Going deeper, he’s walking at a good rate, but the strikeouts are up and the BABIP is down. Unlike with Martinez, Avila isn’t making a ton of hard hit outs. He’s had some, but not so many that you could chalk this thing up to luck. He’s hitting fewer line drives and more groundballs. He’s swinging less at pitches outside the zone and more at pitches in the zone, and just a little bit more (1%) overall. But the contact rate is down both in and outside the zone.
He’s making contact less, the contact is weaker, and the balls that are in play are going into the ground more often. If you look at his platoon splits, it’s actually so gruesome that you have to look away. He hits.191/.299/.328 against RHP (75 wRC+, 131 PA), but just a dreadful .038/.074/.113 against LHP (-80 wRC+, 27 PA). That’s not big sample size, so the error bars around the left side should be pretty big, but I’m not quite sure I’ve ever seen a line look that bad even in just 30 PA.
But then I went looking at his performance by count, and things got confusing:
I’m looking at that graph comparing his 2013 and 2011 wRC+ by count and it looks pretty comparable for the hitter’s counts and pretty uneven when he’s behind in the count. And that kind of throws a wrench in this whole thing. I thought I was looking at Avila and seeing some sort of problem with his swing. Maybe something hurts, maybe he’s out of whack. But when he gets ahead in the count, he can hit. If his swing was messed up, he couldn’t hit in 2-0 counts.
So this has to be between his ears. It seemingly has to be. He says he’s healthy and I believe him. So it’s something happening with his approach, which is weird because his walk rate is good. Above average, even. What we’re looking at is kind of baffling. Clearly Avila isn’t performing at the plate, but the best explanation I can come up with is that it’s about his approach, not his health or mechanics. But he’s walking and chasing fewer pitches, so how can his approach be messed up?

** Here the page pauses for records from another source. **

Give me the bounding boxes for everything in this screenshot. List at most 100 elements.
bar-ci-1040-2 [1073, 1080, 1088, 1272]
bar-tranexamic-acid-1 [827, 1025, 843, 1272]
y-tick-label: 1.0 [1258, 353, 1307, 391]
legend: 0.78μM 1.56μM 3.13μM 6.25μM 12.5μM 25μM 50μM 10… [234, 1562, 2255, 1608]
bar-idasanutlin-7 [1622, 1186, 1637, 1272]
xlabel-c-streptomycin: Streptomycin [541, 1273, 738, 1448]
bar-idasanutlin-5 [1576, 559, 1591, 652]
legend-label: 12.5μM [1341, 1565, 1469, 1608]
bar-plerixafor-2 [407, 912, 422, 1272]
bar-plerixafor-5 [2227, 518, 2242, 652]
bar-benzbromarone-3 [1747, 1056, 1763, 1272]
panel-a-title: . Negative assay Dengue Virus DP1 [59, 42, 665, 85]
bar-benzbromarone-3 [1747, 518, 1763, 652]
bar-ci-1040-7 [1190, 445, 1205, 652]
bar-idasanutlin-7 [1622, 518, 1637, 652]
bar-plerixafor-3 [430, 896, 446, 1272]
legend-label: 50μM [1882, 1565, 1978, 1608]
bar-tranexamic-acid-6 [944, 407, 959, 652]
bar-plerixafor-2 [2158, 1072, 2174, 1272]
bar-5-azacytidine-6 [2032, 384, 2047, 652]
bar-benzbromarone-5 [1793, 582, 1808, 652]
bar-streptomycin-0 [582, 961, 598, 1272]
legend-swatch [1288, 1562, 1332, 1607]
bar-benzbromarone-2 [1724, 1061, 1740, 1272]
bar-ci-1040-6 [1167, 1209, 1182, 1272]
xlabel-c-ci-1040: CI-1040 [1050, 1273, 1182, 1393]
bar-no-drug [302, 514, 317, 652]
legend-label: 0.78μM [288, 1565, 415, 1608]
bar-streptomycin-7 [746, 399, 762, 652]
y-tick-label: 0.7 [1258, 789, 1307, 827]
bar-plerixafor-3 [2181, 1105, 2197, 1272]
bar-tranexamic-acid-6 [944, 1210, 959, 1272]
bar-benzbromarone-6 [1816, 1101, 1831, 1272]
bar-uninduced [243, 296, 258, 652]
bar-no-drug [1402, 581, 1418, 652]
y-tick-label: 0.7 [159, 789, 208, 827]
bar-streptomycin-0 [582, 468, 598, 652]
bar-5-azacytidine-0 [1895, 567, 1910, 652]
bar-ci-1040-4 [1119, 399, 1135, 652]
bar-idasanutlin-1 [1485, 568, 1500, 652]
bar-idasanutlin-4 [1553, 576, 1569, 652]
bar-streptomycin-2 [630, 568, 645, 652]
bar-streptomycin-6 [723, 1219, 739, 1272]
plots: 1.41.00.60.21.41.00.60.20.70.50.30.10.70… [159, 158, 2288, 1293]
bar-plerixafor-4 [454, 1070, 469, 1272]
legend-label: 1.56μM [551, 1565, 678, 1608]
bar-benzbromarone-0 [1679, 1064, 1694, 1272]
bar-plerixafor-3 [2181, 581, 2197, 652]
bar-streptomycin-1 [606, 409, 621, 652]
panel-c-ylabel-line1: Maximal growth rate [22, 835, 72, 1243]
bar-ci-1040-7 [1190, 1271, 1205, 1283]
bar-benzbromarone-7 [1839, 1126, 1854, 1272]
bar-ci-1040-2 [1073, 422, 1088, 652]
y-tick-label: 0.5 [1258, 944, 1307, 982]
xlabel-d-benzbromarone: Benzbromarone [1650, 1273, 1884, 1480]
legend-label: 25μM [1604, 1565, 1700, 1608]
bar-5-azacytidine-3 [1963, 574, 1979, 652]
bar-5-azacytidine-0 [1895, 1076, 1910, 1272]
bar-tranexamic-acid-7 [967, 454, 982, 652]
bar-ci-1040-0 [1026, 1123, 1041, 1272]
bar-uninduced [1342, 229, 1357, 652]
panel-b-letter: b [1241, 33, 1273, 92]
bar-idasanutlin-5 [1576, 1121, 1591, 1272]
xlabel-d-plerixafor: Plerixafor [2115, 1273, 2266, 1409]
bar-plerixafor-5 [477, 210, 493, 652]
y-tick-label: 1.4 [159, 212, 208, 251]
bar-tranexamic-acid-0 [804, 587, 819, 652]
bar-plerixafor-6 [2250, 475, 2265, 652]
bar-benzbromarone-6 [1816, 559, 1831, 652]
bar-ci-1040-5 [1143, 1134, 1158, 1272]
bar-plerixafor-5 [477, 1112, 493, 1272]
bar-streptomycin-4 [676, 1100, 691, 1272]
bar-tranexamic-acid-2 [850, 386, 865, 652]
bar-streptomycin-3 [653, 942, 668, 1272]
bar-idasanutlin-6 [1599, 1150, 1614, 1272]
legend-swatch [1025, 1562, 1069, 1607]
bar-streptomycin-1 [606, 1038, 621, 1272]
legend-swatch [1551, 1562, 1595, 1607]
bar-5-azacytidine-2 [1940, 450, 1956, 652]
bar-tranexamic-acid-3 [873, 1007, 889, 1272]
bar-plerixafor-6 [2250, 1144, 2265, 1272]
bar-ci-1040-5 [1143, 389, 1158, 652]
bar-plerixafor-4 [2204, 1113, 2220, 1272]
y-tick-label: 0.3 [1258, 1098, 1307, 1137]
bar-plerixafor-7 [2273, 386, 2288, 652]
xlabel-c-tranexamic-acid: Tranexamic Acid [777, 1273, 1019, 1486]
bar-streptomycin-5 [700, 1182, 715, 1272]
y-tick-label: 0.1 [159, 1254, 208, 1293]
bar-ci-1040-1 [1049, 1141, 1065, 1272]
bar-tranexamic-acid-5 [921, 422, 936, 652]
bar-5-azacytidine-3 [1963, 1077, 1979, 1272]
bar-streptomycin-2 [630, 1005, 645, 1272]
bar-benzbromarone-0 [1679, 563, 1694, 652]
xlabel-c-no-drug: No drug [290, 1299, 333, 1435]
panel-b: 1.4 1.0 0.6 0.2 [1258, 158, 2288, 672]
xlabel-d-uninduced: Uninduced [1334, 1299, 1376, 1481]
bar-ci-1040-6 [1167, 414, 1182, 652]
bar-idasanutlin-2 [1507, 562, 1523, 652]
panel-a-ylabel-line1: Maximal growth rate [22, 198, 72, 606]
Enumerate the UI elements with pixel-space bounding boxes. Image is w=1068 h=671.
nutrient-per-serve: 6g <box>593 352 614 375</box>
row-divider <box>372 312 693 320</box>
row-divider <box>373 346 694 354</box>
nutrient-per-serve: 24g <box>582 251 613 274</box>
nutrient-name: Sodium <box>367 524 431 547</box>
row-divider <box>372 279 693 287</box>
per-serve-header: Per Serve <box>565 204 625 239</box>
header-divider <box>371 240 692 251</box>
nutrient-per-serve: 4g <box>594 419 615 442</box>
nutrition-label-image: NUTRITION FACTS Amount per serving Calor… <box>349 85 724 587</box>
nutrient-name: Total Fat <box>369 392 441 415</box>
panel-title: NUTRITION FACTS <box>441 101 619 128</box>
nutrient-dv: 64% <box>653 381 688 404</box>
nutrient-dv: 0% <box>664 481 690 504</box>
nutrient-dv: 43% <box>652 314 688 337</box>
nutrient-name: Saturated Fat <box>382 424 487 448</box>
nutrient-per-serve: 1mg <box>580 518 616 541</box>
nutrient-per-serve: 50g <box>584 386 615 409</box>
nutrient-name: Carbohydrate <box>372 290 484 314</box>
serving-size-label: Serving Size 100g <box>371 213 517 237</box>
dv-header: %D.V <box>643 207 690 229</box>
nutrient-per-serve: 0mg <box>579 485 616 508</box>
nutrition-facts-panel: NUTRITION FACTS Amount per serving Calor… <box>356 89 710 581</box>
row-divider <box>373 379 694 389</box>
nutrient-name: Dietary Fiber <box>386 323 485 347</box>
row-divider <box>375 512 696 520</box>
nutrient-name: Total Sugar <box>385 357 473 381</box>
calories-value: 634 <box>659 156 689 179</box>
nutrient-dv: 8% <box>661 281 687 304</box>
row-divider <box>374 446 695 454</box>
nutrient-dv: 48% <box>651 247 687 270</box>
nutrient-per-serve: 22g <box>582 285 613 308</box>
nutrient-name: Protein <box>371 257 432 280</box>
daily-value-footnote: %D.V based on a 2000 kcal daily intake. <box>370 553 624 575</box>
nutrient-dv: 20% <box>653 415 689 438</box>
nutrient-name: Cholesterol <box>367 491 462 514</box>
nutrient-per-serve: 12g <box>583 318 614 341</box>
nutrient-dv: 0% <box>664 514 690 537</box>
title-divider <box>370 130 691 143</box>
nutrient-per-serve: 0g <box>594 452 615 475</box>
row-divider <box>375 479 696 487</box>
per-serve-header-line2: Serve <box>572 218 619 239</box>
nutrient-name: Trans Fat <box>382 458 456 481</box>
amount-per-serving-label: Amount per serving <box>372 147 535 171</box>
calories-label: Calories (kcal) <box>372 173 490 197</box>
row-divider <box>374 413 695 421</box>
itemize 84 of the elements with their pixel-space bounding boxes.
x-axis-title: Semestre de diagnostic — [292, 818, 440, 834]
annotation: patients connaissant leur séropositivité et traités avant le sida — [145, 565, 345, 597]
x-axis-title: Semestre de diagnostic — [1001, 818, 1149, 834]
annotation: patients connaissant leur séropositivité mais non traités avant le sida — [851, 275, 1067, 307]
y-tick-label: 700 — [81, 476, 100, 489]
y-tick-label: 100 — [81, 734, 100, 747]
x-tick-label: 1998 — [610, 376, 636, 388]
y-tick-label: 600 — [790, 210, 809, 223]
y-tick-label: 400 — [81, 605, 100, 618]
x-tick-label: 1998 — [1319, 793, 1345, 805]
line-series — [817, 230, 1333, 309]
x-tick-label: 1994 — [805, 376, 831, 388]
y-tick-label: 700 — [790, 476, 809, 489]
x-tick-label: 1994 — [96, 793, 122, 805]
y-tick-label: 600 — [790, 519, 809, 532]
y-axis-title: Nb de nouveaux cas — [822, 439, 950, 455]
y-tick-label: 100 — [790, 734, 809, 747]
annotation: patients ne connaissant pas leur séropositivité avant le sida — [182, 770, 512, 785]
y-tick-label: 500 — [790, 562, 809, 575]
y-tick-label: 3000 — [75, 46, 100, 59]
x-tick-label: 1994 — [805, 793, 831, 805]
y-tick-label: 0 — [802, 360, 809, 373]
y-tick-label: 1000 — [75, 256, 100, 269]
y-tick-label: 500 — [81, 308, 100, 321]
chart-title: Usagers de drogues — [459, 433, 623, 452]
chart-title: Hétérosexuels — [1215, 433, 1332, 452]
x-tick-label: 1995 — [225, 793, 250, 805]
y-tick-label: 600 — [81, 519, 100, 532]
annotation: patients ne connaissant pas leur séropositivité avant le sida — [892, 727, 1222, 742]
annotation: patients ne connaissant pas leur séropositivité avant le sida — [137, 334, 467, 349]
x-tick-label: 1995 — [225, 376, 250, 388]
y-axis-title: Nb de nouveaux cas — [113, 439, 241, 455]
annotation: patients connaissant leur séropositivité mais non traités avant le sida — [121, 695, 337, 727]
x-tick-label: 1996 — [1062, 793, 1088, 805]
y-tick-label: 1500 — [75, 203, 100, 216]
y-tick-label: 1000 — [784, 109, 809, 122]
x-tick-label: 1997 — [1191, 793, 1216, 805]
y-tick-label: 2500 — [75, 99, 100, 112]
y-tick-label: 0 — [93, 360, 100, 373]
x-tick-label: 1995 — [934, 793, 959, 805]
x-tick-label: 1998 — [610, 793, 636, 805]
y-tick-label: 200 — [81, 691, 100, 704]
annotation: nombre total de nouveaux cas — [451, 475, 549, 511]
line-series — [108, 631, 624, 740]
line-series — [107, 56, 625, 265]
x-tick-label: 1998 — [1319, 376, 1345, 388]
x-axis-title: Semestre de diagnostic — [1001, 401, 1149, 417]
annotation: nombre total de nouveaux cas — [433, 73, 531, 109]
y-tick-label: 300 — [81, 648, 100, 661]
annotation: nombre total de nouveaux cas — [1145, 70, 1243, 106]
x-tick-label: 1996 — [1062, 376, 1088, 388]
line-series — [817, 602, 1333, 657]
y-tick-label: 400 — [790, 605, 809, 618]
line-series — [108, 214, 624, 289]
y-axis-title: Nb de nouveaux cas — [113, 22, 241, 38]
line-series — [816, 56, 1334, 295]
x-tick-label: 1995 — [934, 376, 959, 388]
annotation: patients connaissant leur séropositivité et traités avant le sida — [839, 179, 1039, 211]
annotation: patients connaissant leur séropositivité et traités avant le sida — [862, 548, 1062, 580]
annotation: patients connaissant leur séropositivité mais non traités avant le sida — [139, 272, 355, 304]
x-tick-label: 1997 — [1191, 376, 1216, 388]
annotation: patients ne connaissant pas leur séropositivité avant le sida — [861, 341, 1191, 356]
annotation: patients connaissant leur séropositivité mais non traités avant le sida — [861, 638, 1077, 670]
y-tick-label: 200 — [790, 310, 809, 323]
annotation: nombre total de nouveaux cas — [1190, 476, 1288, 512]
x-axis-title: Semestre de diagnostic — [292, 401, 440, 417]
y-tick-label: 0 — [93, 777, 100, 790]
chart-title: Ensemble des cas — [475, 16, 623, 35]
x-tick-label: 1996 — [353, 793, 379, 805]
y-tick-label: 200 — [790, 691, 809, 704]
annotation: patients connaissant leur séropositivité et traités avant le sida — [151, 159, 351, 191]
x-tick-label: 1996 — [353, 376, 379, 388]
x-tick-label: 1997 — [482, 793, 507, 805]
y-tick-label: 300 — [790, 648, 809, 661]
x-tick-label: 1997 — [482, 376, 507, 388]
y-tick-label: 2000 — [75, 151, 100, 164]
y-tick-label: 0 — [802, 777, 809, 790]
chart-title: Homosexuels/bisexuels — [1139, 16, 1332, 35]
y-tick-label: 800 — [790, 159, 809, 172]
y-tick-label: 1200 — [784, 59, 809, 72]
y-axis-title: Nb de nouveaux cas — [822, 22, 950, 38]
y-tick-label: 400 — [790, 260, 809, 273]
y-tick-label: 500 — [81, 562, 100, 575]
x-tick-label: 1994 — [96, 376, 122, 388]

Like I said guys, I don’t have answers, just questions. The contact isn’t good and the power is gone. He’s shown flashes of it, but it’s mostly not there. So I think it’s probably time to send him down to Toledo to figure this out. I generally have three conditions for sending an established player down to the minors:
- The team has to have a replacement plan that is better.
- Staying in the majors isn’t helping the player solve the problem
- The player has been given sufficient time to solve the problem at the MLB level
I think we’re at the point where all three conditions have been met. We’re closing in on the halfway point and Avila isn’t turning the corner. It’s clearly not helping him to get at bats in Detroit right now and the Tigers can offer Pena and a minor league compliment who can produce at a better level than Avila can.
It’s time. I would consider myself among the most patient people for these kinds of things, but I think it’s time to send Avila to Toledo to work on whatever it is that has gone wrong. He’s shown us he has the ability to be a star player, but he just can’t get anything going at the plate right now and there is no indication it’s just bad luck. The Tigers need to get Avila going and I think he needs to head to AAA to get going.
I’m a huge fan of Avila and I’m pulling for him to snap out of it on every pitch. But I think the time has come for the Tigers to make the move and outsource his recovery to Phil Nevin and Bull Durham down I-75 in Toledo. I don’t want to see it happen and I won’t stop wearing my Alex Avila #13 shirt, but it’s not helping anyone to keep him in Detroit and in the lineup.
The Tigers are easily one of the top teams in the league right now despite Avila’s struggles. Imagine what they could be if he was hitting the ball like we know he can. Two or three weeks in AAA should help, and if it doesn’t, then at least we know where we stand. The team knows the player better than I do, but I think it’s time and I’m not an easy person to push to this conclusion.
It’s time for the Tigers to send Alex Avila down so that they can recall the good Alex Avila as soon as possible.